El profeta Miqueas era de Judá y de profesión un campesino, lo mismo que Amós, con el que tiene grandes semejanzas. Vivió en tiempo de los profetas Oseas e Isaías y desarrolló su actividad antes y después de la toma de Samaria hacia el año 721. Castigó a los ricos acaparadores, a los comerciantes fraudulentos, a los jueces venales, a los sacerdotes y profetas codiciosos…, y anunció un juicio de Dios contra su pueblo. Sin embargo, mantuvo la esperanza en la salvación de un «resto» y anunció el establecimiento de la dinastía de David.
EL «jefe de Israel» que ha de venir, el Mesías, será como un David redivivo (cf. Am 9,11; Os 3, 5). Nacerá en Belén lo mismo que David (1 Sm 17, 12; 20, 6). Por esta razón, Miqueas parece dar el sentido etimológico de fecunda al nombre de Efrata que lleva la región de Belén. Yahvé, que se complace en hacer grandes cosas de lo pequeño y lo humilde, ha puesto sus ojos en Belén de Efrata. Mateo refiere este texto expresamente al nacimiento de Jesús en Belén (Mt 2,5s; cf. Jn 7,42).

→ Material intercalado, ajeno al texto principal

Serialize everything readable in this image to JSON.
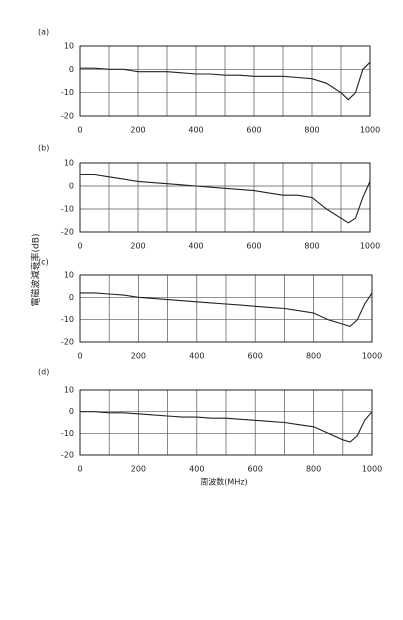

Seguramente el profeta se refiere al origen de este «jefe de Israel» en un sentido mucho más profundo y lo sitúa al principio de todos los tiempos. Se insinúa la misma concepción del «hombre primordial» que aparece en el NT cuando se llama a Cristo el segundo «Adán» (Rom 5, 12s; 1 Cor 15, 22. 25s). Con lo cual se tiende un puente entre la economía de la creación y de la salvación: en el plan de Dios, ya desde el principio, se contaba con el adviento del Mesías. Por tanto, el reino mesiánico no es simplemente continuación o restauración del reino de David, sino la revelación del misterio de Dios y del último sentido de toda la historia y aun de la creación.
Se habla aquí de la madre del Mesías. Miqueas hace referencia al famoso oráculo de Isaías (7, 14), en el que se dice que el Emmanuel nacerá de una «virgen» (que es como traducen los Setenta el término hebreo «ahlma», que de suyo significa «recién casada»). El oráculo de Isaías fue pronunciado unos treinta años antes que éste de Miqueas. El establecimiento del reino mesiánico supondrá la reunión de todos los hijos de Israel y la extensión de la paz y la seguridad a todo el mundo (cf. 4, 4; Is 9,6; 11, 6-10).
3. SALMO 79
Oh Dios, restáuranos, que brille tu rostro y nos salve.
Pastor de Israel, escucha, tú que te sientas sobre querubines, resplandece. Despierta tu poder y ven a salvarnos.
Dios de los ejércitos, vuélvete: mira desde el cielo, fíjate, ven a visitar tu viña, la cepa que tu diestra plantó, y que tú hiciste vigorosa.
Que tu mano proteja a tu escogido, al hombre que tú fortaleciste, no nos alejaremos de ti: danos vida, para que invoquemos tu nombre.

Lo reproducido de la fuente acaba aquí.